Jusqu'où peut aller une société, qui se déclare démocratique, dans l'interdiction, avant qu'elle ne se transforme en société " non démocratique"?
La liberté me paraît admettre deux conditions sine qua non : la SECURITE (car l'on n'est pas libre en vivant sous une épée de Damoclès de laquelle il faut constamment se protéger) et l EGALITE (sinon les plus démunis sont sous le joug des plus riches et ceux-ci sous le joug de leurs propres désirs qu'ils ne choisissent pas, désirs accrus par la possibilité d'une réalisation par les exploités.).
Il a existé (et existe encore) un régime qui est tombé dans l'égalitarisme extrémiste et univoque au détriment de la liberté : le communisme.
J'ai très peur que l'on tombe dans un extrémisme similaire avec la sécurité.
Il vaut mieux rester modéré et raisonnable, tenter d'assurer ces deux conditions du mieux possible sans pour autant leur conférer quelque primauté que ce soit sur la fin politique par excellence : la liberté.
lebeau a écrit :
Au nom du "principe de précaution maximum", au nom de la "sécurité", nos sociétés occidentales modernes semblent vouloir limiter strictement l'exercice individuel de la liberté, à charge pour chaque citoyen de dégager les espaces où il pourra exercer sa propre liberté.
Jusqu'où peut aller une société, qui se déclare démocratique, dans l'interdiction, avant qu'elle ne se transforme en société " non démocratique"?
Difficile comme question.
Je crois que notre société peu aller aussi "loin" qu'elle veut a partir du moment ou les membres qui la compose donne un accord explicite ou tacite. Soit en plussoyant soit en ne faisant rien.
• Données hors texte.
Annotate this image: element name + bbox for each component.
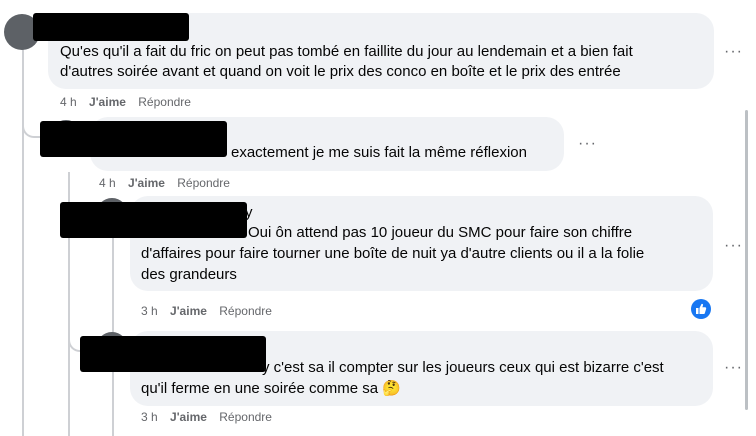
comment-actions: 3 h J'aime Répondre [141,409,272,425]
redacted-author-name [60,202,247,238]
more-options-icon[interactable]: ··· [578,136,597,152]
more-options-icon[interactable]: ··· [724,360,743,376]
reply-button[interactable]: Répondre [219,304,272,318]
timestamp: 3 h [141,304,158,318]
redacted-author-name [40,121,227,157]
comment-text: exactement je me suis fait la même réfle… [231,144,527,161]
comment-text: Qu'es qu'il a fait du fric on peut pas t… [60,43,633,60]
redacted-author-name [80,336,266,372]
redacted-author-name [33,13,189,41]
comment-actions: 3 h J'aime Répondre [141,303,272,319]
comment-actions: 4 h J'aime Répondre [60,94,191,110]
scrollbar[interactable] [745,110,748,410]
like-button[interactable]: J'aime [89,95,126,109]
timestamp: 4 h [60,95,77,109]
comment-text: d'affaires pour faire tourner une boîte … [141,245,645,262]
author-name-fragment: y [245,204,253,221]
thumbs-up-glyph [696,303,707,314]
comment-text: d'autres soirée avant et quand on voit l… [60,63,621,80]
more-options-icon[interactable]: ··· [724,238,743,254]
like-button[interactable]: J'aime [128,176,165,190]
reply-button[interactable]: Répondre [219,410,272,424]
timestamp: 3 h [141,410,158,424]
reply-button[interactable]: Répondre [138,95,191,109]
thread-line [22,46,24,436]
thumbs-up-icon[interactable] [691,299,711,319]
comment-text: des grandeurs [141,266,237,283]
like-button[interactable]: J'aime [170,304,207,318]
like-button[interactable]: J'aime [170,410,207,424]
timestamp: 4 h [99,176,116,190]
comment-text: qu'il ferme en une soirée comme sa 🤔 [141,380,401,397]
reply-button[interactable]: Répondre [177,176,230,190]
comment-text: Oui ôn attend pas 10 joueur du SMC pour … [248,224,633,241]
comment-actions: 4 h J'aime Répondre [99,175,230,191]
more-options-icon[interactable]: ··· [724,44,743,60]
comment-text: y c'est sa il compter sur les joueurs ce… [262,359,664,376]
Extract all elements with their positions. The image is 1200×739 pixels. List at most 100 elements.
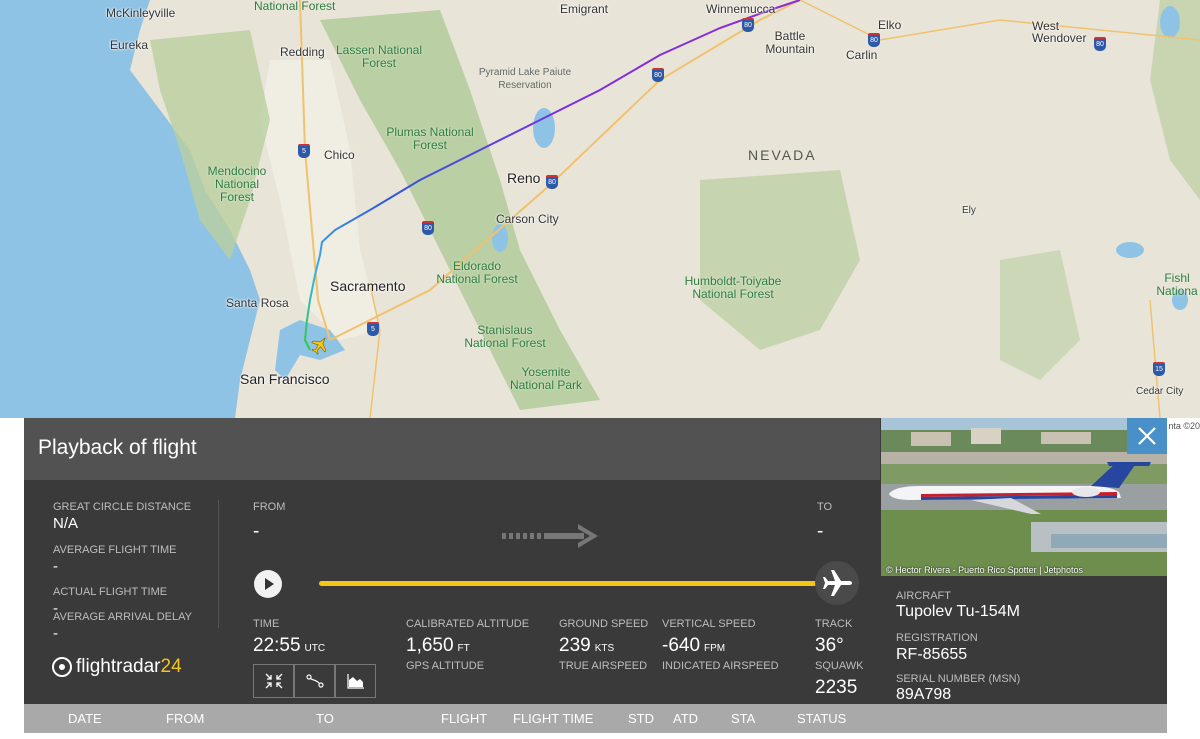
column-header-std[interactable]: STD: [628, 711, 654, 726]
actual-flight-time-label: ACTUAL FLIGHT TIME: [53, 586, 168, 598]
time-label: TIME: [253, 618, 280, 630]
to-label: TO: [817, 501, 833, 513]
column-header-sta[interactable]: STA: [731, 711, 755, 726]
logo-text: flightradar: [76, 656, 161, 677]
flightradar24-logo: flightradar24: [52, 656, 182, 678]
column-header-atd[interactable]: ATD: [673, 711, 698, 726]
true-airspeed-label: TRUE AIRSPEED: [559, 660, 648, 672]
great-circle-distance-value: N/A: [53, 515, 79, 532]
squawk-value: 2235: [815, 677, 858, 698]
calibrated-altitude-unit: FT: [457, 643, 470, 654]
serial-number-value: 89A798: [896, 686, 952, 703]
aircraft-value: Tupolev Tu-154M: [896, 603, 1020, 620]
city-label: Sacramento: [330, 278, 406, 294]
column-header-to[interactable]: TO: [316, 711, 334, 726]
city-label: Elko: [878, 18, 902, 32]
map-terrain: [0, 0, 1200, 418]
highway-shield-icon: 80: [868, 33, 880, 47]
city-label: San Francisco: [240, 371, 330, 387]
highway-shield-icon: 80: [742, 18, 754, 32]
route-button[interactable]: [294, 664, 335, 698]
logo-text-accent: 24: [160, 656, 182, 677]
column-header-flight[interactable]: FLIGHT: [441, 711, 487, 726]
gps-altitude-label: GPS ALTITUDE: [406, 660, 485, 672]
park-label: Stanislaus National Forest: [464, 323, 546, 350]
city-label: Battle Mountain: [765, 29, 815, 56]
bottom-strip: [0, 733, 1200, 739]
registration-value: RF-85655: [896, 646, 968, 663]
highway-shield-icon: 80: [1094, 37, 1106, 51]
column-header-flight-time[interactable]: FLIGHT TIME: [513, 711, 593, 726]
time-unit: UTC: [304, 643, 326, 654]
altitude-chart-button[interactable]: [335, 664, 376, 698]
column-header-date[interactable]: DATE: [68, 711, 102, 726]
vertical-speed-value: -640: [662, 635, 701, 656]
city-label: West Wendover: [1032, 19, 1087, 45]
park-label: Plumas National Forest: [386, 125, 474, 152]
highway-shield-icon: 5: [367, 322, 379, 336]
park-label: Mendocino National Forest: [207, 164, 267, 204]
highway-shield-icon: 80: [422, 221, 434, 235]
from-value: -: [253, 521, 260, 542]
playback-position-handle[interactable]: [815, 561, 859, 605]
photo-credit: © Hector Rivera - Puerto Rico Spotter | …: [886, 565, 1084, 575]
route-icon: [306, 674, 324, 688]
fullscreen-button[interactable]: [253, 664, 294, 698]
average-arrival-delay-value: -: [53, 625, 58, 642]
average-arrival-delay-label: AVERAGE ARRIVAL DELAY: [53, 611, 192, 623]
ground-speed-readout: 239 KTS: [559, 635, 614, 657]
park-label: Eldorado National Forest: [436, 259, 518, 286]
vertical-speed-label: VERTICAL SPEED: [662, 618, 756, 630]
city-label: Emigrant: [560, 2, 609, 16]
route-arrow-icon: [502, 524, 598, 548]
to-value: -: [817, 521, 824, 542]
close-icon: [1138, 427, 1156, 445]
fullscreen-icon: [265, 673, 283, 689]
park-label: Fishl Nationa: [1156, 271, 1198, 298]
park-label: National Forest: [254, 0, 336, 13]
city-label: Chico: [324, 148, 355, 162]
panel-title: Playback of flight: [38, 436, 197, 459]
city-label: Carson City: [496, 212, 559, 226]
average-flight-time-value: -: [53, 558, 58, 575]
map-view[interactable]: McKinleyville Eureka Redding Chico Santa…: [0, 0, 1200, 418]
average-flight-time-label: AVERAGE FLIGHT TIME: [53, 544, 177, 556]
airplane-icon: [823, 570, 852, 596]
from-label: FROM: [253, 501, 286, 513]
city-label: Santa Rosa: [226, 296, 289, 310]
chart-icon: [347, 674, 364, 689]
park-label: Yosemite National Park: [509, 365, 583, 392]
vertical-speed-unit: FPM: [704, 643, 726, 654]
track-label: TRACK: [815, 618, 853, 630]
serial-number-label: SERIAL NUMBER (MSN): [896, 673, 1021, 685]
map-attribution: nta ©20: [1168, 421, 1200, 431]
ground-speed-value: 239: [559, 635, 591, 656]
highway-shield-icon: 80: [652, 68, 664, 82]
squawk-label: SQUAWK: [815, 660, 864, 672]
calibrated-altitude-value: 1,650: [406, 635, 454, 656]
highway-shield-icon: 5: [298, 144, 310, 158]
radar-icon: [52, 656, 72, 677]
registration-label: REGISTRATION: [896, 632, 978, 644]
aircraft-photo[interactable]: © Hector Rivera - Puerto Rico Spotter | …: [881, 418, 1167, 576]
column-header-from[interactable]: FROM: [166, 711, 204, 726]
time-value: 22:55: [253, 635, 301, 656]
park-label: Lassen National Forest: [335, 43, 423, 70]
flight-history-table-header: DATE FROM TO FLIGHT FLIGHT TIME STD ATD …: [24, 704, 1167, 733]
city-label: Eureka: [110, 38, 149, 52]
ground-speed-label: GROUND SPEED: [559, 618, 649, 630]
close-button[interactable]: [1127, 418, 1167, 454]
city-label: Carlin: [846, 48, 878, 62]
playback-progress-bar[interactable]: [319, 581, 829, 586]
play-button[interactable]: [254, 570, 282, 598]
column-header-status[interactable]: STATUS: [797, 711, 846, 726]
indicated-airspeed-label: INDICATED AIRSPEED: [662, 660, 779, 672]
calibrated-altitude-readout: 1,650 FT: [406, 635, 470, 657]
vertical-speed-readout: -640 FPM: [662, 635, 725, 657]
city-label: Cedar City: [1136, 386, 1184, 397]
calibrated-altitude-label: CALIBRATED ALTITUDE: [406, 618, 530, 630]
highway-shield-icon: 15: [1153, 362, 1165, 376]
state-label: NEVADA: [748, 147, 817, 163]
city-label: Redding: [280, 45, 325, 59]
city-label: Reno: [507, 170, 541, 186]
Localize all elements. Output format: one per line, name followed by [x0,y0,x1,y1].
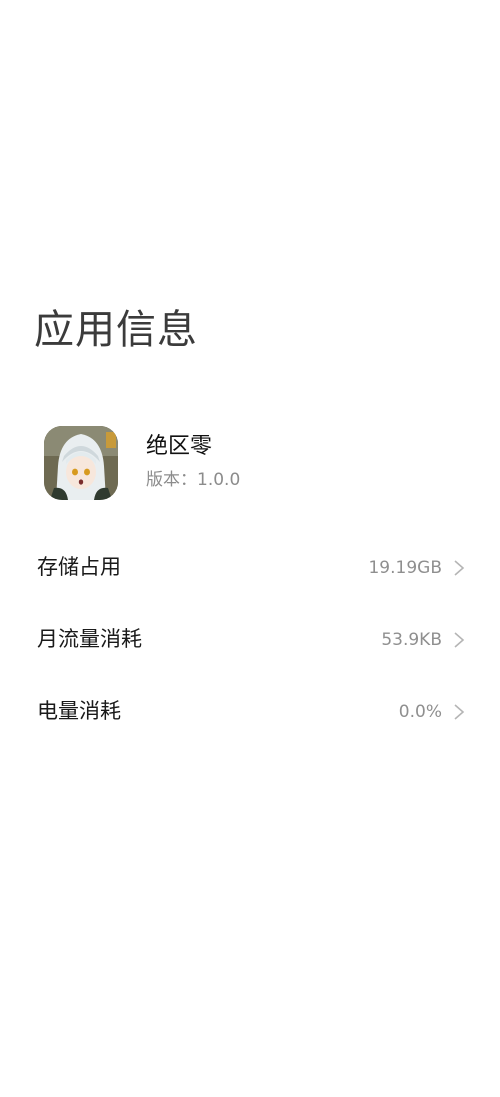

Autrement dit, c'est nous qui fixons les limites, il suffit juste de le vouloir. Le problème c'est que aujourd'hui, sous le couvert du fameux "principes de précaution maximum", les autorités augmente peu à peu la surveillance dans la rue, des communications, ce qui réduit peu à peu notre liberté individuelle, notre droit a la vie privée. Cela est fait sans que nous nous posions trop de question, parce que les médias, l'ambiance générale dans laquelle baigne la société justifie en quelque sorte ces dispositions.
Le problème c'est que plus tard, lorsque on se rendra compte (si on se rend compte un jour) que toute ces mesures entrave notre liberté, il sera sans doute trop tard pour agir, le mal aura été fait.